Under this example, a paper tube is inserted into a heat-shrinkable plastic film in the form of a dual tube, the air inside the tube is removed, and the tube is sealed with the clip 3b. Thus the manufacturing process is simple, making it possible to mass-produce the container at lower costs. FIGS. 13-15 illustrate still another embodiment of the invention. FIG. 13 is a sectional view of a paper container of this example. A cylindrical paper body, 1c has a bottom plate 2c, which is also made of paper, inserted into one open mouth of the body 1c. A plastic film 3c covers the paper body 1c and the inner surface of the bottom plate 2c, and edge 3'c of the plastic film 3c is sealed on the outer surface of the bottom plate 2c. The sealing of the edge 3'c on the bottom plate 2c may either be effected through heat after forming, for example a polyethylene layer on the outer surface of the bottom plate 2c , or through a sealing agent.

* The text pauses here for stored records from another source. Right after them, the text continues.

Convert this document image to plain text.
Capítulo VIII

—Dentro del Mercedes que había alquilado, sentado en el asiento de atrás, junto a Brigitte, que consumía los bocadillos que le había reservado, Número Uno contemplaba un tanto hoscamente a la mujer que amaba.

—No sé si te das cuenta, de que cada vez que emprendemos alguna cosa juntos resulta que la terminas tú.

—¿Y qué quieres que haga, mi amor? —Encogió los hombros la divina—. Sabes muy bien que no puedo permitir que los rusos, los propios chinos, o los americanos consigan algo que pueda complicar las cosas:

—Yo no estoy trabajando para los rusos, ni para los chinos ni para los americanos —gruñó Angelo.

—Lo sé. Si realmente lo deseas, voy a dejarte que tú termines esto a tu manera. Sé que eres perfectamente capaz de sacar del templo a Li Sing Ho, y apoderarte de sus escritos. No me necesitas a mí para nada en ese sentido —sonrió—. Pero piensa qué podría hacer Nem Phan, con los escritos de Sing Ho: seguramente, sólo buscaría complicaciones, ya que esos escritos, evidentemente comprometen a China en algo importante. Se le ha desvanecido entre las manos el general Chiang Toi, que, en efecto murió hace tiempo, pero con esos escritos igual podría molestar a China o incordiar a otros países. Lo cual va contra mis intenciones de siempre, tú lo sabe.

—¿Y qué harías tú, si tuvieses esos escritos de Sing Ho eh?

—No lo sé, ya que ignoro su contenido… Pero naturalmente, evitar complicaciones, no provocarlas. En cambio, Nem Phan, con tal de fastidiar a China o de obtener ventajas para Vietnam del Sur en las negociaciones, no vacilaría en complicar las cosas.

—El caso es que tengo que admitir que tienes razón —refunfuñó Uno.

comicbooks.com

FIG. 12 depicts one example of the manufacturing method of a container involving this embodiment example. The plastic film 3c is placed on a mold 6c, which is made up of a middle framework 4c and a outer framework 5c, A bottom plate 2c is placed on the film 3c. Then, from above the bottom plate 2c, the paper body 1c is inserted into the channel 7c in the direction of the arrow. Thus, the bottom plate 2c and the inner and outer sides of the paper body 1c are covered with the plastic film 3c, and the edge 3'c of the plastic film 3c is foled back and heat-sealed on the outer surface of the bottom plate 2c.

In manufacturing a container with the above structure, the plastic film 3c to be used is a heat-shrinkable one. If the air inside the plastic tube is removed to the maximum possible extent while the edge 3'c is heat-sealed on the bottom plate 2c, followed by complete sealing, a subsequent heating of the whole paper container will erase film wrinkles on both the inner and outer surface of the container, through film heat shrinkage.

In this embodiment of the invention, a piece of plastic film 3c covers the paper body 1c and the bottom plate 2c. The heat-sealed area is located only on the outer surface of the container, and no cut part of the base material is exposed to air at all, allowing no liquid infiltration through such cut part and no breakage. As FIG. 13 indicates, the container can be produced quite simply at low cost.

FIGS. 14-16 display yet another embodiment example. A paper base material 1d to be formed into a paper tube, and a bag-like heat-shrinkable plastic film covering 2d of the paper base material 1d are combined. As shown in FIG. 15, the air inside the heat-shrinkable plastic film 2d is discharged to the maximum possible extent and the open mouth is heat-sealed at 3d. As FIG. 16 discloses, the film-coated base material is formed into a paper tube and the overlapping area 4d is sealed. After equipping a lid and a bottom to the open mouth 5d and 6d respectively, the container is completed.

Under this invention, a paper-base material, as so far mentioned, is covered with heat-shrinkable plastic film, the air inside the film tube is removed to the maximum possible extent before sealing, and a paper container is formed. Even if a lid and a bottom, both made of metal, are used for the container, most of it is paper, making it easy to dispose of the used empty container through an incinerator, etc.

The paper container, being covered with heat-shrinkable plastic film, allows no infiltration of water content, and can be used for such watery foods as juice and milk.

Not allowing infiltration of water from outside either, this container with a product within can be put directly into a retort pot for hot water sterilization. Thus it is useful for those foods which need sterilization. In case of retort sterilization, hot water causes the heat-shrinkable plastic film to shrink because of heat, adhering further to the surface of the paper tube, leaving no wrinkles and keeping a good appearance of the container.

Besides the above-mentioned merits, this invention provides a paper container which has additional features of lighter weight, better printability, lower cost and higher impact resistance than metal cans.